A cet égard, force est de constater, qu’alors même que l’on assiste actuellement à une pause dans la modification de la «stable platform de 2005» (9), 4 normes et interprétations promulguées par l’IASB n’ont pas été ratifiées par le Parlement (IAS 3 modifiée – capitalisation des frais financiers ; IFRS 8- information sectorielle ; IFRIC 12 –interprétation portant sur les concessions ; IFRIC 13 et 14) (10).


Le cas de la norme IFRS 8 « information sectorielle » est particulièrement emblématique. En effet, il s’agit d’une norme publiée par l’IASB le 30 novembre dernier,  applicable pour les exercices ouverts à compter du 1er janvier 2009 en remplacement de l’actuelle norme IAS 14 (une application anticipée demeure toutefois encouragée). Très proche de la norme américaine  FAS 131, elle modifie profondément les concepts sous-jacents à l’IAS 14 en prévoyant notamment :


• une communication sectorielle fondée sur le reporting interne de l’émetteur (l’IAS 14 donne une définition des secteurs s’imposant aux émetteurs qui se doivent de formater leur information en conséquence) ;
• la fourniture d’informations (issues du système de reporting interne) non obligatoirement conformes aux IFRS, même s’il convient, bien entendu,  de procéder à un rapprochement de cette information avec les comptes établis en conformité avec les IFRS.
Alors que l’IFRS 8 avait donné lieu à un accord de l’EFRAG et de l’ARC, la proposition effectuée par la Commission a fait l’objet, le 18 avril dernier, d’une proposition de mention de rejet de la part de l’ « Economic and Monetary Affairs Committee » du Parlement Européen, cette décision s’accompagnant d’une injonction faite à la Commission de reprendre son examen en procédant notamment à une consultation publique (celle-ci a pris la forme d’un questionnaire dont les réponses étaient attendues au plus tard le 29 juin). Le calendrier actuel vise un vote du Parlement à l’automne 2007. L’hypothèse d’un vote en 2008 et l’absence de possibilité pour les émetteurs européens d’appliquer cette nouvelle norme dès l’arrêté des comptes 2007 ne peut toutefois être totalement exclue à ce jour.
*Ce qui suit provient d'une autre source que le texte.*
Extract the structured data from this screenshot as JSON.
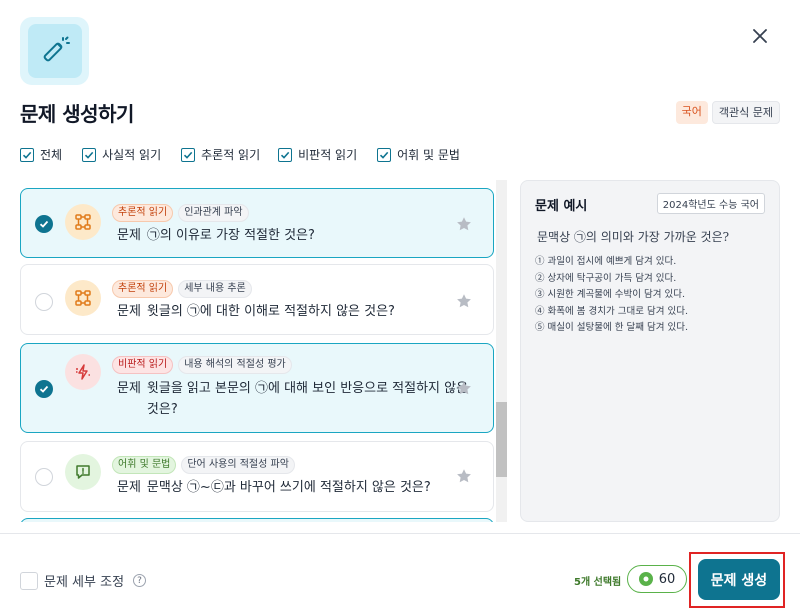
{
  "dialog": {
    "title": "문제 생성하기",
    "tags": {
      "subject": "국어",
      "type": "객관식 문제"
    }
  },
  "filters": [
    {
      "label": "전체",
      "checked": true
    },
    {
      "label": "사실적 읽기",
      "checked": true
    },
    {
      "label": "추론적 읽기",
      "checked": true
    },
    {
      "label": "비판적 읽기",
      "checked": true
    },
    {
      "label": "어휘 및 문법",
      "checked": true
    }
  ],
  "questions": [
    {
      "selected": true,
      "category": "추론적 읽기",
      "subcategory": "인과관계 파악",
      "prefix": "문제",
      "text": "㉠의 이유로 가장 적절한 것은?",
      "icon": "diagram-icon"
    },
    {
      "selected": false,
      "category": "추론적 읽기",
      "subcategory": "세부 내용 추론",
      "prefix": "문제",
      "text": "윗글의 ㉠에 대한 이해로 적절하지 않은 것은?",
      "icon": "diagram-icon"
    },
    {
      "selected": true,
      "category": "비판적 읽기",
      "subcategory": "내용 해석의 적절성 평가",
      "prefix": "문제",
      "text": "윗글을 읽고 본문의 ㉠에 대해 보인 반응으로 적절하지 않은 것은?",
      "icon": "lightning-icon"
    },
    {
      "selected": false,
      "category": "어휘 및 문법",
      "subcategory": "단어 사용의 적절성 파악",
      "prefix": "문제",
      "text": "문맥상 ㉠~㉢과 바꾸어 쓰기에 적절하지 않은 것은?",
      "icon": "chat-icon"
    }
  ],
  "example": {
    "title": "문제 예시",
    "badge": "2024학년도 수능 국어",
    "question": "문맥상 ㉠의 의미와 가장 가까운 것은?",
    "options": [
      "① 과일이 접시에 예쁘게 담겨 있다.",
      "② 상자에 탁구공이 가득 담겨 있다.",
      "③ 시원한 계곡물에 수박이 담겨 있다.",
      "④ 화폭에 봄 경치가 그대로 담겨 있다.",
      "⑤ 매실이 설탕물에 한 달째 담겨 있다."
    ]
  },
  "footer": {
    "detail_label": "문제 세부 조정",
    "help": "?",
    "selected_count": "5개 선택됨",
    "credits": "60",
    "generate_label": "문제 생성"
  },
  "colors": {
    "accent": "#0e7490",
    "selected_bg": "#e9f8fb",
    "selected_border": "#1aa6c2",
    "highlight_outline": "#e02424"
  }
}
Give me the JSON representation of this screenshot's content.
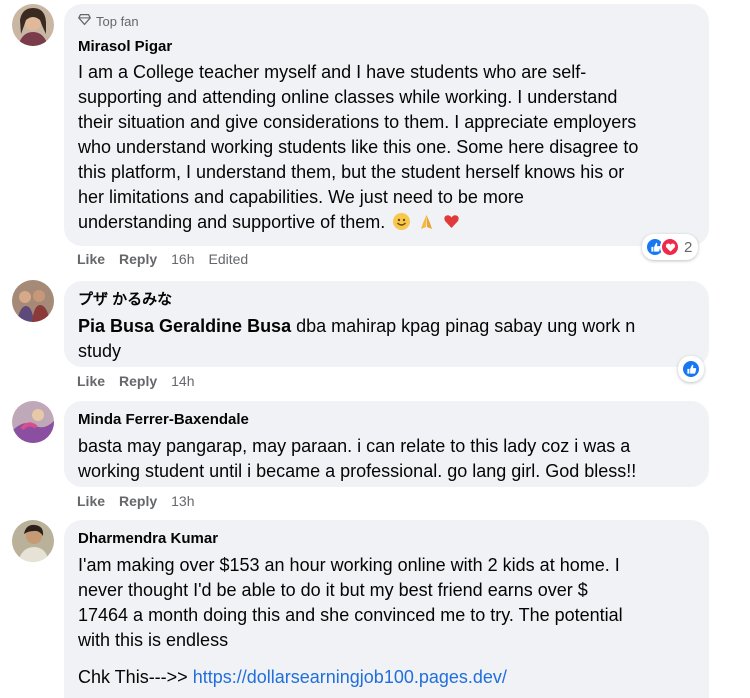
{
  "comments": [
    {
      "badge": "Top fan",
      "author": "Mirasol Pigar",
      "lines": [
        "I am a College teacher myself and I have students who are self-",
        "supporting and attending online classes while working. I understand",
        "their situation and give considerations to them. I appreciate employers",
        "who understand working students like this one. Some here disagree to",
        "this platform, I understand them, but the student herself knows his or",
        "her limitations and capabilities. We just need to be more",
        "understanding and supportive of them."
      ],
      "emojis": [
        "smiling-face-emoji",
        "folded-hands-emoji",
        "heart-emoji"
      ],
      "like_label": "Like",
      "reply_label": "Reply",
      "time": "16h",
      "edited": "Edited",
      "reaction_count": "2",
      "reaction_icons": [
        "like-icon",
        "love-icon"
      ]
    },
    {
      "author": "プザ かるみな",
      "mention": "Pia Busa Geraldine Busa",
      "lines": [
        " dba mahirap kpag pinag sabay ung work n",
        "study"
      ],
      "like_label": "Like",
      "reply_label": "Reply",
      "time": "14h",
      "reaction_icons": [
        "like-icon"
      ]
    },
    {
      "author": "Minda Ferrer-Baxendale",
      "lines": [
        "basta may pangarap, may paraan. i can relate to this lady coz i was a",
        "working student until i became a professional. go lang girl. God bless!!"
      ],
      "like_label": "Like",
      "reply_label": "Reply",
      "time": "13h"
    },
    {
      "author": "Dharmendra Kumar",
      "lines": [
        "I'am making over $153 an hour working online with 2 kids at home. I",
        "never thought I'd be able to do it but my best friend earns over $",
        "17464 a month doing this and she convinced me to try. The potential",
        "with this is endless"
      ],
      "link_prefix": "Chk This--->> ",
      "link_text": "https://dollarsearningjob100.pages.dev/"
    }
  ],
  "colors": {
    "bubble": "#f0f2f5",
    "meta_text": "#65676b",
    "like_blue": "#1877f2",
    "love_red": "#f02849",
    "link": "#216fdb"
  }
}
Il s’agit sans aucun doute d’un précédent qui pourrait être amené à se reproduire ultérieurement sur les textes majeurs destinés à être  publiés d’ici 2009.


D’ailleurs, dans un communiqué de presse du 24 juin dernier,  la Présidente de l’« l’Economic and Monetary Affairs Committee » (11) a opéré une mise en garde contre le fait que le mouvement de convergence et la décision récente de la SEC s’opèrent au détriment des prérogatives du Parlement Européen.

4. …vers une diffusion des normes IFRS aux USA ?


La suppression possible de toute réconciliation avec les US Gaaps pour les émetteurs étrangers respectueux du référentiel IFRS constitue sans aucun doute une petite révolution.


Une réflexion sur l’opportunité d’une proposition aux émetteurs US leur permettant d’adopter les IFRS pour l’établissement de leurs propres comptes est lancée aujourd’hui.  Lors de la table ronde précitée, le Président de la SEC a lui-même évoqué cette hypothèse dans le cadre d’une question (12). Cette idée va poursuivre son chemin, la SEC a lancé début août une consultation sur cette question, mais il paraît très incertain que l’on assiste à une généralisation de l’adoption du référentiel IFRS aux USA. Plusieurs obstacles doivent en effet être pris en considération.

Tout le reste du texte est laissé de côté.